What the authors of The Encyclopedia of Guilty Pleasures (and everyone else who uses this term) fail to realize is that the only people who believe in some kind of universal taste—a consensual demarcation between what's artistically good and what's artistically bad—are insecure, uncreative elitists who need to use somebody else's art to validate their own limited worldview. It never matters what you like; what matters is why you like it.

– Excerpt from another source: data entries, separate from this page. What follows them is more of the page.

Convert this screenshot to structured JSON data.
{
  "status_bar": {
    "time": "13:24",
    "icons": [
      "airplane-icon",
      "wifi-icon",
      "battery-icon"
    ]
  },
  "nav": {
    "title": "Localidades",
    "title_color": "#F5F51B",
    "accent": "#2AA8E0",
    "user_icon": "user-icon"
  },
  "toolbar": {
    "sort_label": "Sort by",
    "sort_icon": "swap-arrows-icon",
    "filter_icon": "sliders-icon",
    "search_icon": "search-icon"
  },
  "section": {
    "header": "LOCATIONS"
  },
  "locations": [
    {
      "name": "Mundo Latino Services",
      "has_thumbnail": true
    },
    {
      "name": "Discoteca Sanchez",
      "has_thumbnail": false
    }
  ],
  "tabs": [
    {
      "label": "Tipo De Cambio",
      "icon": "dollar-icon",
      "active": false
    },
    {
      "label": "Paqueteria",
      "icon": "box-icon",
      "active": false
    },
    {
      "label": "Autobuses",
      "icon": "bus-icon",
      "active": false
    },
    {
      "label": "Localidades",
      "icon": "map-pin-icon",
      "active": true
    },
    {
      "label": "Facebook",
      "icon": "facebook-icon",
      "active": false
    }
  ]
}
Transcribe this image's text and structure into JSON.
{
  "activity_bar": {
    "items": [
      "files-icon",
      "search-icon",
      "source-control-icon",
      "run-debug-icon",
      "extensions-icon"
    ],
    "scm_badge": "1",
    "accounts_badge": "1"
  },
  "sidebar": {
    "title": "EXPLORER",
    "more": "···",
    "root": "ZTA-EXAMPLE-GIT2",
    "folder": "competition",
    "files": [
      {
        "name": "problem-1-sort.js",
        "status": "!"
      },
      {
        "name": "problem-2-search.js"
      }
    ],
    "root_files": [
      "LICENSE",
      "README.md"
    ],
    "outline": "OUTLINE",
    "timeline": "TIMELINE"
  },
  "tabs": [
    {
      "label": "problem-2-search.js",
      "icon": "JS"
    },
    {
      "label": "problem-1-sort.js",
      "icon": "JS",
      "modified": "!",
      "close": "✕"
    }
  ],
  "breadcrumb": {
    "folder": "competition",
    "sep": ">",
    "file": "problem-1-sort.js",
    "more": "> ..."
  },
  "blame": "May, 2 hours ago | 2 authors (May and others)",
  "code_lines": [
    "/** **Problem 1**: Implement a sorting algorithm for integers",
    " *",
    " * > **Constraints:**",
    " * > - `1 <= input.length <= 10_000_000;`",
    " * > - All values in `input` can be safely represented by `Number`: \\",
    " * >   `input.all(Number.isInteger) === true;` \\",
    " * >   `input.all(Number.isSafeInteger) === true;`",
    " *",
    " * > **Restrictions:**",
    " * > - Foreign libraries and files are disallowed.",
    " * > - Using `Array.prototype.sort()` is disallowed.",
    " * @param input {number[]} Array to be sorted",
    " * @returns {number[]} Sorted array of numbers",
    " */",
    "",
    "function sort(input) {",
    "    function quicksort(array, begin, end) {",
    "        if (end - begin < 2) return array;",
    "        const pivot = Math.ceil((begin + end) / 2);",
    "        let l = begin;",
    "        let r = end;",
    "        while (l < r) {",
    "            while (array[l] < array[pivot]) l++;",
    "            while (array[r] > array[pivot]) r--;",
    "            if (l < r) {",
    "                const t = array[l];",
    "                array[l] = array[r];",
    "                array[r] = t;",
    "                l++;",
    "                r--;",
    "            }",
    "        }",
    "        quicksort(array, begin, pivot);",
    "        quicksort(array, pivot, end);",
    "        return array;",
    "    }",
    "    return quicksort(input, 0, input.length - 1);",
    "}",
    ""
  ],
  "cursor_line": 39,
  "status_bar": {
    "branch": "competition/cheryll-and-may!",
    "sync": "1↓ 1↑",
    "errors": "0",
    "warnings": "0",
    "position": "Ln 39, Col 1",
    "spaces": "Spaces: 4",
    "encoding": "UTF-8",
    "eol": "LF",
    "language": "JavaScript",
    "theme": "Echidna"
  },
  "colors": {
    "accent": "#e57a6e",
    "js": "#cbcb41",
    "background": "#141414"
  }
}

Take, for example, Road House. This is a movie I love. But I don't love it because it's bad; I love it because it's interesting. Outside the genre of sci-fi, I can't think of any film less plausible than Road House. Every element of the story is wholly preposterous: the idea of Swayze being a nationally famous bouncer (with a degree in philosophy), the concept of such a superviolent bar having such an attractive clientele, the likelihood of a tiny Kansas town having such a sophisticated hospital, et cetera, et cetera, et cetera. Every single scene includes at least one detail that could never happen in real life. So does that make Road House bad? No. It makes Road House perfect. Because Road House exists in a parallel reality that is more fanciful (and more watchable) than The Lord of the Rings. The characters in Road House live within the mythology of rural legend while grappling with exaggerated moral dilemmas and neoclassical archetypes. I don't feel guilty for liking any of that. Road House also includes a monster truck. I don't feel guilty for liking that, either.

But let's say I did.

Let's assume that I was somehow humiliated by the fact that I watched The Ashlee Simpson Show, which is something I did almost every week for two months. I think it's a fascinating illustration of what's wrong with young people, how the music industry operates, and how modern celebrities aspire to view themselves. But let's pretend this wasn't the case. Let's say I considered this program a guilty pleasure, and let's say my desire to watch Ashlee explain how her boyfriend ruined Valentine's Day was something I needed to apologize for. Wouldn't this imply that The Ashlee Simpson Show was my conscious alternative to something better? Wouldn't this suggest that—were I not watching The Ashlee Simpson Show—I would be working on logarithms, or studying the lin- er notes of out-of-print jazz records, or searching for factual errors in The Economist? Because these are not things I do, and I don't think many of the other 2.9 million people watching Ashlee Simpson every Wednesday do these things, either. We're not losing the battle against cancer because of Ashlee Simpson. If we weren't watching her pretend to be sexy, we'd probably just be going to the bar earlier.

I think it was Voltaire (possibly) who once argued that every man is guilty of all the good he didn't do, and I suppose he had a point. If I spent as much time analyzing Al Qaeda as I've spent deconstructing Toby Keith's video for "Whiskey Girl," we probably would have won the war on terror last April. However, this is nothing to celebrate or bemoan; it's kind of my own fault, and it's kind of no one's fault. These things that give us pleasure, they are guilty of nothing. And neither are we."